Coffee, as drunk in England, debilitates the stomach, and produces a slight nausea. In England it is usually made from bad coffee, served out tepid and muddy, and drowned in a deluge of water, and sometimes deserves the title given to it in “the Petition Against Coffee,” as “a base, black, thick, nasty, bitter, stinking puddle water.”
To make Coffee fit for use, you must employ the German filter and take at least an ounce for two breakfast-cups.
No coffee will bear drinking with what is called milk in London.
N.B.–The above is a contribution from an intelligent traveller, who has passed some years on the Continent.
From The Cook’s Oracle by William Kitchiner, MD, New York, 1829
Comment: The Cook’s Oracle was an English cookbook which “Dr. Kitchiner” was hired to “adapt to the American public” for its US publication. This was an act of rather amazing honesty and transparency given the standards of the time; copyright law was not then what it is today and large numbers of books were simply copied word for word and republished by their American “authors.”

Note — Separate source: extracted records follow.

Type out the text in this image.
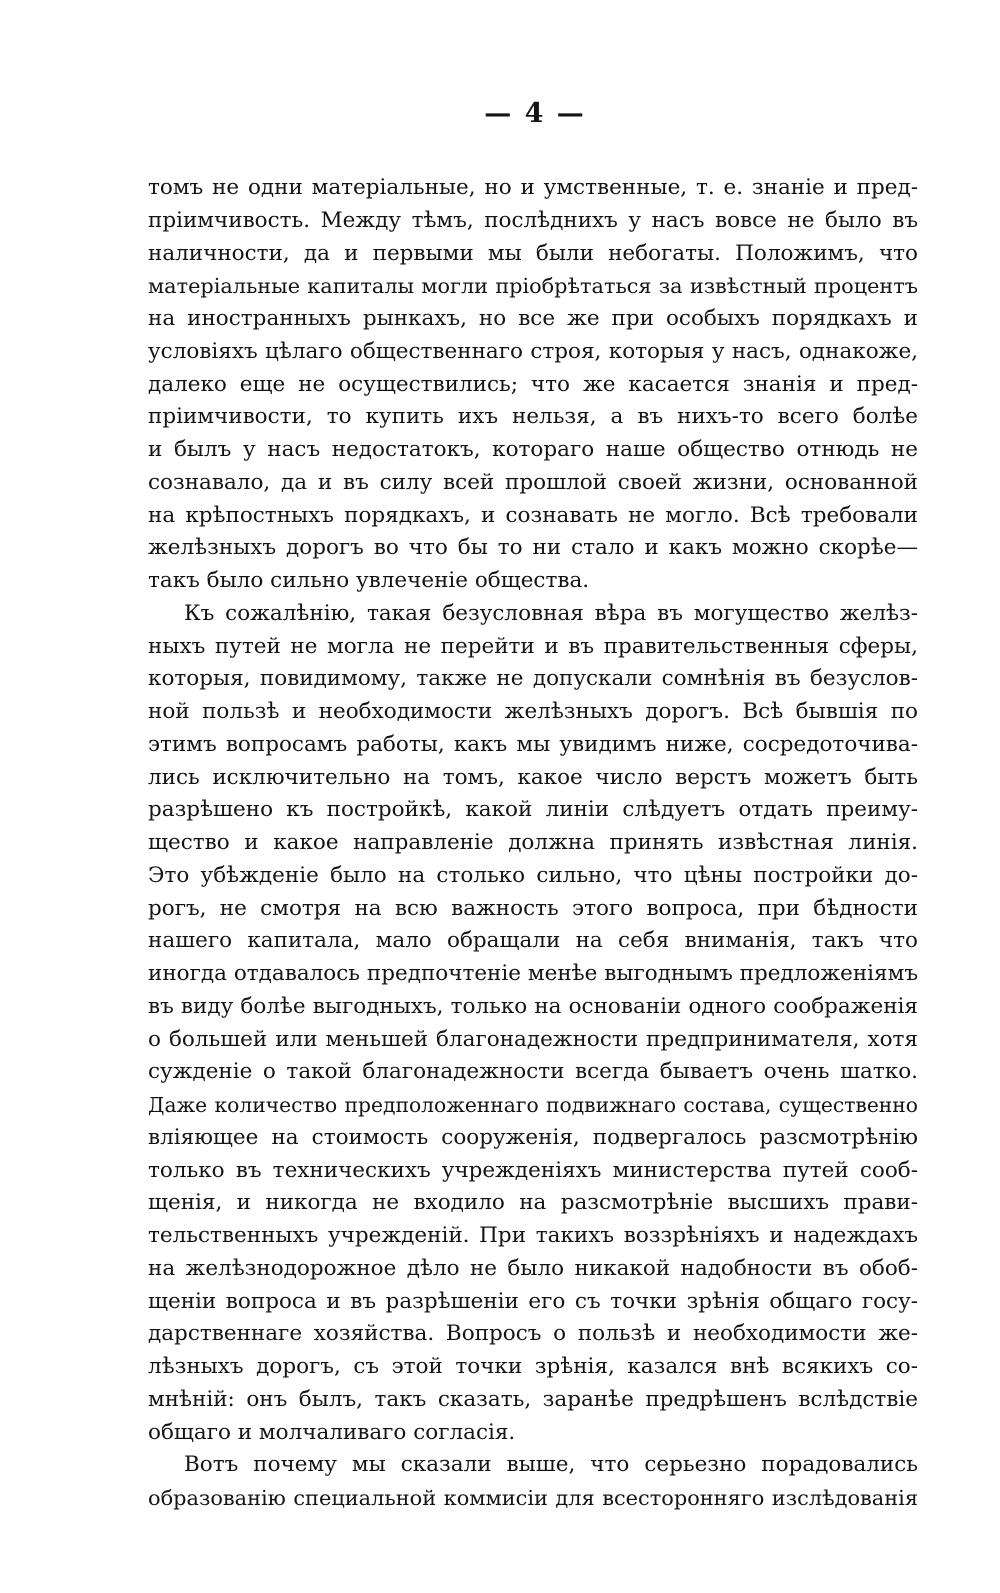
— 4 —
томъ не одни матеріальные, но и умственные, т. е. знаніе и пред-
пріимчивость. Между тѣмъ, послѣднихъ у насъ вовсе не было въ
наличности, да и первыми мы были небогаты. Положимъ, что
матеріальные капиталы могли пріобрѣтаться за извѣстный процентъ
на иностранныхъ рынкахъ, но все же при особыхъ порядкахъ и
условіяхъ цѣлаго общественнаго строя, которыя у насъ, однакоже,
далеко еще не осуществились; что же касается знанія и пред-
пріимчивости, то купить ихъ нельзя, а въ нихъ-то всего болѣе
и былъ у насъ недостатокъ, котораго наше общество отнюдь не
сознавало, да и въ силу всей прошлой своей жизни, основанной
на крѣпостныхъ порядкахъ, и сознавать не могло. Всѣ требовали
желѣзныхъ дорогъ во что бы то ни стало и какъ можно скорѣе—
такъ было сильно увлеченіе общества.
Къ сожалѣнію, такая безусловная вѣра въ могущество желѣз-
ныхъ путей не могла не перейти и въ правительственныя сферы,
которыя, повидимому, также не допускали сомнѣнія въ безуслов-
ной пользѣ и необходимости желѣзныхъ дорогъ. Всѣ бывшія по
этимъ вопросамъ работы, какъ мы увидимъ ниже, сосредоточива-
лись исключительно на томъ, какое число верстъ можетъ быть
разрѣшено къ постройкѣ, какой линіи слѣдуетъ отдать преиму-
щество и какое направленіе должна принять извѣстная линія.
Это убѣжденіе было на столько сильно, что цѣны постройки до-
рогъ, не смотря на всю важность этого вопроса, при бѣдности
нашего капитала, мало обращали на себя вниманія, такъ что
иногда отдавалось предпочтеніе менѣе выгоднымъ предложеніямъ
въ виду болѣе выгодныхъ, только на основаніи одного соображенія
о большей или меньшей благонадежности предпринимателя, хотя
сужденіе о такой благонадежности всегда бываетъ очень шатко.
Даже количество предположеннаго подвижнаго состава, существенно
вліяющее на стоимость сооруженія, подвергалось разсмотрѣнію
только въ техническихъ учрежденіяхъ министерства путей сооб-
щенія, и никогда не входило на разсмотрѣніе высшихъ прави-
тельственныхъ учрежденій. При такихъ воззрѣніяхъ и надеждахъ
на желѣзнодорожное дѣло не было никакой надобности въ обоб-
щеніи вопроса и въ разрѣшеніи его съ точки зрѣнія общаго госу-
дарственнаге хозяйства. Вопросъ о пользѣ и необходимости же-
лѣзныхъ дорогъ, съ этой точки зрѣнія, казался внѣ всякихъ со-
мнѣній: онъ былъ, такъ сказать, заранѣе предрѣшенъ вслѣдствіе
общаго и молчаливаго согласія.
Вотъ почему мы сказали выше, что серьезно порадовались
образованію специальной коммисіи для всесторонняго изслѣдованія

However, despite his assignment Dr. K did not exactly overexert himself to take the British orientation out of “his” product. Oysters are recommended based on species which live in the Thames, not the Rappahannock, for instance. And here we see that comparisons are made between the coffee-serving practices of France and Italy with those of England, not New York, Philadelphia, Boston or Charleston. His warnings against the use of milk in London might have been helpful if one was planning to travel there, but of little value to a resident of, say, Providence or Richmond.
“Kitchiner” was almost certainly a pseudonym, and a rather blatant one at that. It would be as if a book on barrel-making was authored by someone named “Cooper” or one on metalworking by someone called “Smith”, or a pamphlet on the evils of alcohol by “Mr. Tipple.”